La Suprema Corte si è trovata a decidere sull’incidenza, nell’addebito di una separazione tra i coniugi, di un comportamento autoritario del marito nei confronti della moglie.

Nel caso di specie il carattere autoritario del coniuge aveva, nel corso degli anni di matrimonio, limitato la libertà decisionale della moglie ed a qualsiasi contestazione di quest’ultima egli si era dimostrato intollerante, avversando ogni diversa opinione con attacchi d’ira e violenza, mantenendo tale comportamento nonostante la terapia di coppia alla quale le parti si erano sottoposte.

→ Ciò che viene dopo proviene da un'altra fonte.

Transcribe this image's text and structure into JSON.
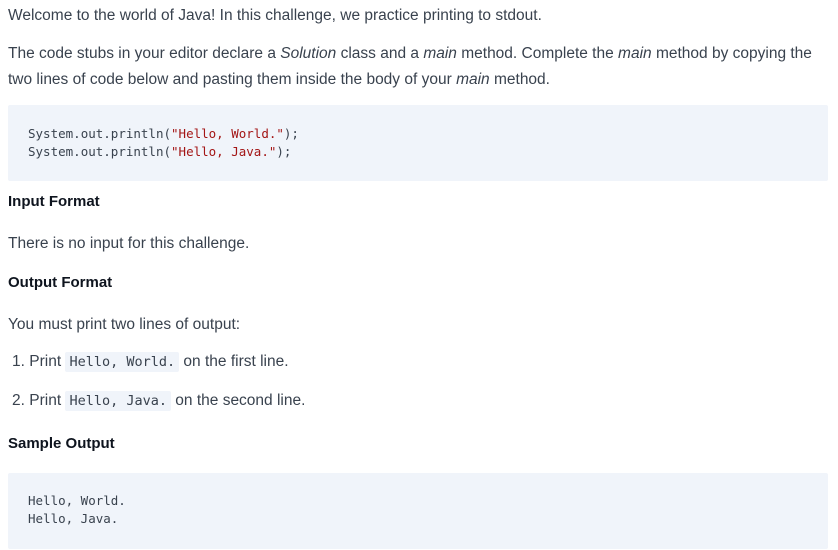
{
  "intro": {
    "welcome": "Welcome to the world of Java! In this challenge, we practice printing to stdout.",
    "stubs_parts": [
      "The code stubs in your editor declare a ",
      "Solution",
      " class and a ",
      "main",
      " method. Complete the ",
      "main",
      " method by copying the two lines of code below and pasting them inside the body of your ",
      "main",
      " method."
    ]
  },
  "code_snippet": {
    "lines": [
      {
        "obj": "System",
        "dot1": ".",
        "field": "out",
        "dot2": ".",
        "method": "println",
        "open": "(",
        "string": "\"Hello, World.\"",
        "close": ");"
      },
      {
        "obj": "System",
        "dot1": ".",
        "field": "out",
        "dot2": ".",
        "method": "println",
        "open": "(",
        "string": "\"Hello, Java.\"",
        "close": ");"
      }
    ]
  },
  "input_format": {
    "heading": "Input Format",
    "text": "There is no input for this challenge."
  },
  "output_format": {
    "heading": "Output Format",
    "text": "You must print two lines of output:",
    "items": [
      {
        "num": "1.",
        "pre": "Print ",
        "code": "Hello, World.",
        "post": " on the first line."
      },
      {
        "num": "2.",
        "pre": "Print ",
        "code": "Hello, Java.",
        "post": " on the second line."
      }
    ]
  },
  "sample_output": {
    "heading": "Sample Output",
    "lines": [
      "Hello, World.",
      "Hello, Java."
    ]
  }
}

Ad ulteriore conferma di ciò veniva quanto accaduto successivamente alla comunicazione della moglie di volersi separare, infatti potevano essere considerati indici dell’abituale prevaricazione avvenuta durante il matrimonio anche le smodate reazioni avute dal marito alla volontà della coniuge di separarsi, reazioni che non possono costituire di per sé fonte di intollerabilità della prosecuzione della convivenza, né motivo di addebito in sé, ma sono certamente indice di quella deviazione caratteriale che, in costanza di matrimonio, ha reso in effetti intollerabile la convivenza stessa.

La figura del marito padre-padrone, quindi, rappresenta una chiara violazione dei diritti/doveri dei coniugi sanciti dall’art. 143 del Codice Civile, che pone gli stessi sull’identico piano e prevede l’obbligo, non solo di fedeltà e di assistenza morale e materiale, ma anche di collaborazione nell’interesse della famiglia.

E proprio il principio della collaborazione impone di evitare prevaricazioni dell’uno nei confronti dell’altra.

Conseguentemente appare corretto l’addebito che la Cassazione ha confermato.